Our commercial agent Norman Maslov publishes an annual promo book, and this year we are honored to have our work on the cover. In keeping with his tradition, the image must feature a hat (often a fedora which is his signature accessory). The resulting image must read as two strong verticals, as well as a strong horizontal. In other words, the front of the book features the right side of the image, the back is the left side, and when opened and laid flat, the whole image can be viewed.
For our piece, Man About Town, we chose to create a dystopic scene that strongly features a large broken statue of a hat being held by a hand that rests neglected in an unkempt field. This felled statue, and the scraggly grass were created in CG and composited into the final image using photoshop.
This posts covers our process for creating the statue – from conceptualization through to compositing. Jason wrote a previous post about the initial creation of the grass and trees. I also wrote a piece about creating a CG monument that will appear in the background of this image. This monument also serves as a tribute to mid-century Brutalist architecture, and Yuri Gagarin, the first man in space.
Step one for hat sculpture – CONCEPTS
I have a love affair with broken and abandoned man-made creations that are slowly becoming reclaimed by nature. For this project I looked to the unofficial Soviet statue graveyard, in Tallinn, Estonia for inspiration. It is a vast collection of enormous statues that have been (unceremoniously) dumped into heaps.
Step two – SCULPTING
We create all of our complicated objects in Zbrush, a powerful 3D sculpting program. Even though we only see one view of the sculpt, we still take the time to model it properly from all angles. This ensures the proportions and perspective will feel correct. Below you will find many views of the hat and hand statue.
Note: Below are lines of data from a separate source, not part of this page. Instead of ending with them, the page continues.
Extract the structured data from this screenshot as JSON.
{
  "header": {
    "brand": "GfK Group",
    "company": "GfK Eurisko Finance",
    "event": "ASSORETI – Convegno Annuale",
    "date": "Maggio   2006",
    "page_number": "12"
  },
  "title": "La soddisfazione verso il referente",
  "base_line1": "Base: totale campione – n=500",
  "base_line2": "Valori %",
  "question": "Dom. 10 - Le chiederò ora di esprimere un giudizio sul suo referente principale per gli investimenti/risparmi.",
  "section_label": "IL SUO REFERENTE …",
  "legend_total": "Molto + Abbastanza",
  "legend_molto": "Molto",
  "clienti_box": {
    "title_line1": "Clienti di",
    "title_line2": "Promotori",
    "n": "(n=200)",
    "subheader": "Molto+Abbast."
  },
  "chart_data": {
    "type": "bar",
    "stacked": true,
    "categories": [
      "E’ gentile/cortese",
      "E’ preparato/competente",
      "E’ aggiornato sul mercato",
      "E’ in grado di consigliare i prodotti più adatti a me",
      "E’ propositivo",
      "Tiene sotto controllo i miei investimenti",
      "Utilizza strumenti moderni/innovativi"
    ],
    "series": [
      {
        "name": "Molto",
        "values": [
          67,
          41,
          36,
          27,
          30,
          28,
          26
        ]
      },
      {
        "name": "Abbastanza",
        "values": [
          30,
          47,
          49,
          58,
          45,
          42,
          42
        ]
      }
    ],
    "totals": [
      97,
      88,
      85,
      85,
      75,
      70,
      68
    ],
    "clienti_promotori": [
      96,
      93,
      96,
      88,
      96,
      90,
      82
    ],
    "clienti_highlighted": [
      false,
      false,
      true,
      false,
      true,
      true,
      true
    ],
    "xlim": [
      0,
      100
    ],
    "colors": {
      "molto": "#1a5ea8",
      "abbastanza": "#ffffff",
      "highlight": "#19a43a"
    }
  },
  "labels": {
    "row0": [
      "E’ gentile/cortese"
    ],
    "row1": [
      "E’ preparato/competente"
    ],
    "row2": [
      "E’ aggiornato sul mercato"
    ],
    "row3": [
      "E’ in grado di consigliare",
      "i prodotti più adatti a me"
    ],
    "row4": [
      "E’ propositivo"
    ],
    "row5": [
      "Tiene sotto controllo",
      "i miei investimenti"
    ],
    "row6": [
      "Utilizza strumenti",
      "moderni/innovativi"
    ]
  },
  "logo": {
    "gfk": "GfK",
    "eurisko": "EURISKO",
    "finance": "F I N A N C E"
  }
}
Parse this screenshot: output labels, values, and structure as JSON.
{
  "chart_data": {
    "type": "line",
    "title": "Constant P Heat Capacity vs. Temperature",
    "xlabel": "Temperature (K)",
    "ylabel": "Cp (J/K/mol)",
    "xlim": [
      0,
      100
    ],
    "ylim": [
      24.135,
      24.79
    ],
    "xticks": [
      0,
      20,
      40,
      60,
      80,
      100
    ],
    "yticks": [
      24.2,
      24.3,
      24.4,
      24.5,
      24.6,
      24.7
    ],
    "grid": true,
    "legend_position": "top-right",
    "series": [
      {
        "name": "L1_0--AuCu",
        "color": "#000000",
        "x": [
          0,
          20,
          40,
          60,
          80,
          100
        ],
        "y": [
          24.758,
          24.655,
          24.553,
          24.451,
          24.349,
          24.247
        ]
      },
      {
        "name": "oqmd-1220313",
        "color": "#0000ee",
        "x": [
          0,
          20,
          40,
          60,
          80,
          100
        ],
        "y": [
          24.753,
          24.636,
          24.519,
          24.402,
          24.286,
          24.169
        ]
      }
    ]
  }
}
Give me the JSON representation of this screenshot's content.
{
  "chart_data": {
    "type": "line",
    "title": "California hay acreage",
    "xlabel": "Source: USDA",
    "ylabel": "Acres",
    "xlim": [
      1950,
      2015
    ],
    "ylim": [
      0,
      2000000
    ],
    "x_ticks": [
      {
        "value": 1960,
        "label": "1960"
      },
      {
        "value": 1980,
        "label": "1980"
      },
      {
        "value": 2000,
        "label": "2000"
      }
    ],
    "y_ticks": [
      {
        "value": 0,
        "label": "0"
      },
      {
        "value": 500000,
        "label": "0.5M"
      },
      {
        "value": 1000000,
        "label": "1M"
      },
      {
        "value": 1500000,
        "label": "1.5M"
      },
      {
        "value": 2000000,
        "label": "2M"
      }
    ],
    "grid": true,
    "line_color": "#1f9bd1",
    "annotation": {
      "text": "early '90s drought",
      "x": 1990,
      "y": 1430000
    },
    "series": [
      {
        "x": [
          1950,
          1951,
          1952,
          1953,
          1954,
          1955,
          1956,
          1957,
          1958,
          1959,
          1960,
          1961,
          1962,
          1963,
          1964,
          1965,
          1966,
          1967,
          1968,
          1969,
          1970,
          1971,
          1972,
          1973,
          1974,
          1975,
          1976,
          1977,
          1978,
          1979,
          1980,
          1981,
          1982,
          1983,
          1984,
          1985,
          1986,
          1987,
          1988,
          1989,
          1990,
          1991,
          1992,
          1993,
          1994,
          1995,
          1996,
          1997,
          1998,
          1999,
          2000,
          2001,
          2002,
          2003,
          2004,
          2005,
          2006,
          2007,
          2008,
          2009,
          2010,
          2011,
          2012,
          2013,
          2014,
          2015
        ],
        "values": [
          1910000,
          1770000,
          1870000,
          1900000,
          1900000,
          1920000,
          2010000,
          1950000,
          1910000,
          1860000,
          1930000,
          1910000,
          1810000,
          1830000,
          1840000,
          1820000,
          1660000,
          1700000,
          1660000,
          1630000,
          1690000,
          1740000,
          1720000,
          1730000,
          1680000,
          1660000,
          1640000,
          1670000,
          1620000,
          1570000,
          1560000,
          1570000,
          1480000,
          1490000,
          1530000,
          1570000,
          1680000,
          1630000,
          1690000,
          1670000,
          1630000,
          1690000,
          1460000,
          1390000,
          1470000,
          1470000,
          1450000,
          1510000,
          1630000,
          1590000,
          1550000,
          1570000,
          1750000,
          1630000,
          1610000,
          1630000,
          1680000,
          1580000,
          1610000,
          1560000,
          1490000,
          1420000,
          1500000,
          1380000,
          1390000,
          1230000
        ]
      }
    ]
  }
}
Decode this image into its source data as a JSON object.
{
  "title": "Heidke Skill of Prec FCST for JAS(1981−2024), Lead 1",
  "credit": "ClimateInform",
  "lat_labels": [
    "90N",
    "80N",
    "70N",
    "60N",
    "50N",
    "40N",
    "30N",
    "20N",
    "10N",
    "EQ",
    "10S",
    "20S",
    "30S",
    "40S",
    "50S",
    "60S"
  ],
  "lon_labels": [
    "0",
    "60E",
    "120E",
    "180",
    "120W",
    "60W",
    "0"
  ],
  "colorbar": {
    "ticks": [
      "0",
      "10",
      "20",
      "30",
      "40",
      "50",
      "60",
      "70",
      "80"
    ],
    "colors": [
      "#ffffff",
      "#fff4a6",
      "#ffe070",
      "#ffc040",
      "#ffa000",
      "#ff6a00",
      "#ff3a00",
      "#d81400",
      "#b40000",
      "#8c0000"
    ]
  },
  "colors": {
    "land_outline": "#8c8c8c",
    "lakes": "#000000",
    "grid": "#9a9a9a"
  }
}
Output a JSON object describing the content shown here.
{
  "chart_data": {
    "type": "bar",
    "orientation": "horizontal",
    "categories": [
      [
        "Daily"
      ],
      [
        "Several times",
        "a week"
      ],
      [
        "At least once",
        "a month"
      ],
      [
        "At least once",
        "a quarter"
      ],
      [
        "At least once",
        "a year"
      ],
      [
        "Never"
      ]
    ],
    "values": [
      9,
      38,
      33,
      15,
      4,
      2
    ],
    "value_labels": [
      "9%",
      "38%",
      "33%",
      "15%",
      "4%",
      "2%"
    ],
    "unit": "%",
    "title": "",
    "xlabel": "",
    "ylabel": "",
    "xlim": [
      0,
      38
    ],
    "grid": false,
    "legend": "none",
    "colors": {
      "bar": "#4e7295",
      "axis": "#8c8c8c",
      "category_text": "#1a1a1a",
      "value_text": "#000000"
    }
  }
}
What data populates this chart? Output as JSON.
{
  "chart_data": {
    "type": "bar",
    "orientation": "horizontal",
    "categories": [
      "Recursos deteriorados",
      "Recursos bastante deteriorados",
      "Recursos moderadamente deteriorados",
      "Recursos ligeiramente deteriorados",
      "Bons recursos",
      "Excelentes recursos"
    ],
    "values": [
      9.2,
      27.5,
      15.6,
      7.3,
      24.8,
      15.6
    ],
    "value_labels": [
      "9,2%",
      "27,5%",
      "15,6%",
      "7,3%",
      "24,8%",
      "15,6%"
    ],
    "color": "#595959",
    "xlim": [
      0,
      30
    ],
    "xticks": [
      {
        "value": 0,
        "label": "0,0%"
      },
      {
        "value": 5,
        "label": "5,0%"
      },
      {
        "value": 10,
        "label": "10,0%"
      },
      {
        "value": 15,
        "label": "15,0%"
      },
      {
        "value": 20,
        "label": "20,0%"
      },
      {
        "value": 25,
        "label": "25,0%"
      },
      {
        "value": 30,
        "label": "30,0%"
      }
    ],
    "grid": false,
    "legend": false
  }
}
After the sculpt is complete, we move on to painting and texturing. But before we can sink our teeth into this enormously fun phase, we must make sure the sculpt has a clean low-polygon model (for processing speed) that matches with a high polygon displacement map (which preserves detail). All of this also must have proper UV’s to make sure the textures lie across the form properly and doesn’t appear stretched – we use a grid to check the UV’s before exporting.
Above: (upper left) low poly model (upper right) UV QC check (lower) high poly sculpt.
Step two – TEXTURING
Once we dial in the shape, scale and datails of our objects, and make sure the technical parameters are dialed in (which honestly, is mind-numbingly boring), we get to plunge into the FUN part of creating and painting the “real-life” surfaces. We use Substance Designer and Substance Painter to create our textures. These two powerful programs allow us to craft our own materials from scratch using photographs and digital painting, as well as the utilization of their vast texture library to create wholly unique surfaces.
Above: the statue was modeled with a combination of these four textures.
Above: Substance Painter screen capture of the materials layered together using masks to paint on/off the desired effects.
Above: Substance Painter allows users to set lights so the surfaces can be pre-viewed. This is critical to determine the scale, quality, sheen and roughness of the material. If you look closely you can see the custom paint brush used to paint the organic moss.
Step three – RENDERING
All of our 3D scenes are built in Maya and rendered using Arnold. Below is the raw, un-retouched render of the hand/hat sculpt, placed into the grassy field. Water has been added inside the hat.
Step four – COMPOSITING
All of the renders are brought into Photoshop where we blend them together with traditional photos, and a few more gallons of digital paint.
We are always keen to add many the subtle details, and for this hat statue, we wanted it to feel aged and ‘settled’ into the environment. This involved not just a physical patina, but also the backstory of who and what we imagined had interacted with the sculpture. In this case we visualized a wide variety of urban explorers and taggers had passed by and left their mark. For authenticity we drew inspiration from real graffiti we’ve collected around the globe. We (loosely) translated our name “Ransom & Mitchell” to be used as a humorous, double entendre tag (выкуп +Митчелл) and we also used the phrase uttered by Yuri Gagarin when he blasted off into space, “Погнали!!,” (Let’s Go!).
Below is the retouched render of the statue that has been digitally painted, distressed and embellished with our graffiti.
We will be posting more about how the image was composited together with our vast library of fauna and flora.